Red Hat has announced the winners of its ‘Women in Open source’ awards at the company’s annual ‘Summit’ event, currently taking place in San Francisco.
Dana Lewis, founder of the Open Artificial Pancreas System (OpenAPS) movement, and Zui Dighe, a Duke University student, were both formally honoured for their use of open source technologies.
Red Hat says the awards are given out annually to women who demonstrate an innovative use of open source methodology, or those who make valuable contributions to open source communities.
The two women were presented with the awards on day 2 of the event, as part of a focus on Women in technology and the gender representation disparity within the tech ecosystem.
Red Hat says it's crucial that more women are involved and employed within the tech space, as it leads to more productive communities and organisations.
Nominations for this year's awards were accepted for two categories being academic (those currently enrolled in a college or university) and community (those working or volunteering on projects related to open source).
Finalists were determined based on nomination criteria, with public voting to determine the winners.
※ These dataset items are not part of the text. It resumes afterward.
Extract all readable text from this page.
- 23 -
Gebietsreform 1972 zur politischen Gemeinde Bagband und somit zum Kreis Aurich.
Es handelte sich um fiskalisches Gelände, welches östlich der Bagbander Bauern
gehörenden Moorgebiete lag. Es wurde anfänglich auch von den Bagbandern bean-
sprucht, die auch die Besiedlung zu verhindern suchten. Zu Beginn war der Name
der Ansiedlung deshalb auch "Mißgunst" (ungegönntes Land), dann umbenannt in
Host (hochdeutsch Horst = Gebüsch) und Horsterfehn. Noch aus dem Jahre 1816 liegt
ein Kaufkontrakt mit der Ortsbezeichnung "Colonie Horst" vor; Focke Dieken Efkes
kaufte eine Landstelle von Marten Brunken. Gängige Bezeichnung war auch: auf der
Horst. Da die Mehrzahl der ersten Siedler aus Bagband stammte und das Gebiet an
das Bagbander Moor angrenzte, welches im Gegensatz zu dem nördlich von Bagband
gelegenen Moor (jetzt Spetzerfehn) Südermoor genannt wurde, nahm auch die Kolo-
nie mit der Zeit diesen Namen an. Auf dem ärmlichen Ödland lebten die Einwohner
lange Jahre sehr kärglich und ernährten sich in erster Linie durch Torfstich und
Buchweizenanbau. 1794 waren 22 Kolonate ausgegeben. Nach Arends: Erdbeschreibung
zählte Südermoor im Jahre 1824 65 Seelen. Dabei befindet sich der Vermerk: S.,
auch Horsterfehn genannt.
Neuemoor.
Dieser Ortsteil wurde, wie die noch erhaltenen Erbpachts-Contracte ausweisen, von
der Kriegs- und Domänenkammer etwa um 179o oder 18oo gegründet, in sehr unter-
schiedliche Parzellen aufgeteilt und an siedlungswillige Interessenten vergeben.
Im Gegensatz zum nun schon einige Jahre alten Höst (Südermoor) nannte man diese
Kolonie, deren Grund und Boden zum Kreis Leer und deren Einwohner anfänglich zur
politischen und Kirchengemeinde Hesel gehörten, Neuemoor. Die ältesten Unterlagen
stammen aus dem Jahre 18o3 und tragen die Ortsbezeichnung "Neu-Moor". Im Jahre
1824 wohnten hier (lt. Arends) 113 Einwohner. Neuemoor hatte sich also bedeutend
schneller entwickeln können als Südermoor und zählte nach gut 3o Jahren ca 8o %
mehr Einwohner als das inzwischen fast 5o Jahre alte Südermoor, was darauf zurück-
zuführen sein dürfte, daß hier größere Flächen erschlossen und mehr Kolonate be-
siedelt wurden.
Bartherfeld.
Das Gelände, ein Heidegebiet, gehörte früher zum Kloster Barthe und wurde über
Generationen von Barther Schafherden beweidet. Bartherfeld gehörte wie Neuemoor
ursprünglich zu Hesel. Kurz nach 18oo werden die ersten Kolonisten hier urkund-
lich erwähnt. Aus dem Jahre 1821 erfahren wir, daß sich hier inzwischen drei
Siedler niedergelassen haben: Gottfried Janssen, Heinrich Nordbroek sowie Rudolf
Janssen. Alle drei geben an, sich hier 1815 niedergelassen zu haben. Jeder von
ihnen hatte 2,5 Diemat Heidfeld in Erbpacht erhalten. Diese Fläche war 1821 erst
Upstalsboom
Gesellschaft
Red Hat executive vice president and chief people officer DeLisa Alexander says, “Congratulations to Dana and Zui on being recognised as 2018 Women in Open Source Award winners. Their contributions are fantastic examples of how open source is being used to make a difference in people’s lives.
“We're passionate about promoting the sizable impact that women are making in open source and I am inspired not only by their work, but by their efforts as mentors and advocates for others.”
Lewis, who was recognised in the community category, is the founder of the OpenAPS movement and creator of the DIY Artificial Pancreas System.
OpenAPS is an open and transparent effort aimed at making safe and effective basic Artificial Pancreas System (APS) technology available to help improve and save lives and reduce the burden of Type 1 diabetes.
An open source contributor for four years, Lewis started her work after becoming frustrated by her diabetes devices.
She could not access her blood glucose data in real time and the continuous glucose monitor designed to alert her when her blood sugar dropped was not loud enough to wake her up at night - putting her life at risk.
The louder alarm system she created evolved less than a year later into the open source artificial pancreas system.
In the past few years, the OpenAPS community has grown worldwide, with more than 600 people now using various systems based off of her work and original system designs.
On her award win, Lewis says, “I’m honoured to be part of the group of amazing women who were nominated for the Red Hat Women in Open Source Award, and appreciate everyone who learned about all the finalists’ commitment to open source.
“It would be easy to focus on simple metrics such as traditional commit-based counts for evaluating open source contributions, but open source includes so much more. Recognising that fact often means more easily and fully recognising the contributions of all of the diverse participants in an open source community.”
Zui Dighe was the second award winner, recognised in the academic category.
Dighe is a student at Duke University, pursuing a bachelor’s degree in biomedical engineering and computer science and has been an open source contributor for two and a half years.
She is a primary collaborator on an open source system that tracks vaccine temperatures and GPS locations as they enter developing nations using an Arduino-based device.
She was named a Katsouleas NAE Grand Challenge Scholar for her work on vaccine carriers and is passionate about bridging the gap between medical innovation and need.
On campus, she was the chief technology officer of Campus Enterprises, a student-owned and operated business that connects Durham, N.C.-based businesses with the Duke community to offer online ordering, food and laundry delivery, screen printing, marketing, catering and technology services.
She also is the technology lead on a transcontinental team of Duke and Makerere University engineering students that branched off of an engineering course taken through both universities in 2016.
Dighe says she is thrilled with the award and hopes that her story will inspire young girls to contribute and learn from open source
"It is so important to foster a sense of community for women and girls in underrepresented fields, and that is exactly the platform that open source can provide. I am inspired by the stories of the finalists for the Red Hat Women in Open Source Award and learning about the diverse projects that they have been working on,” Dighe says.
“Open source is much more than just code and final projects; it represents collaboration and the exchange of thought to build something with impact. As a student, it is through open source that I became a developer, and bringing this accessibility to underrepresented groups is something that I am passionate about.”
The second keynote of day two at Red Hat summit underlined the importance and benefits of having a diverse workforce, both for industry and communities.
It highlighted the efforts Red Hat is making in trying to close the gender representation gap, with initiatives such as teaching young girls how to code at free workshops in the US.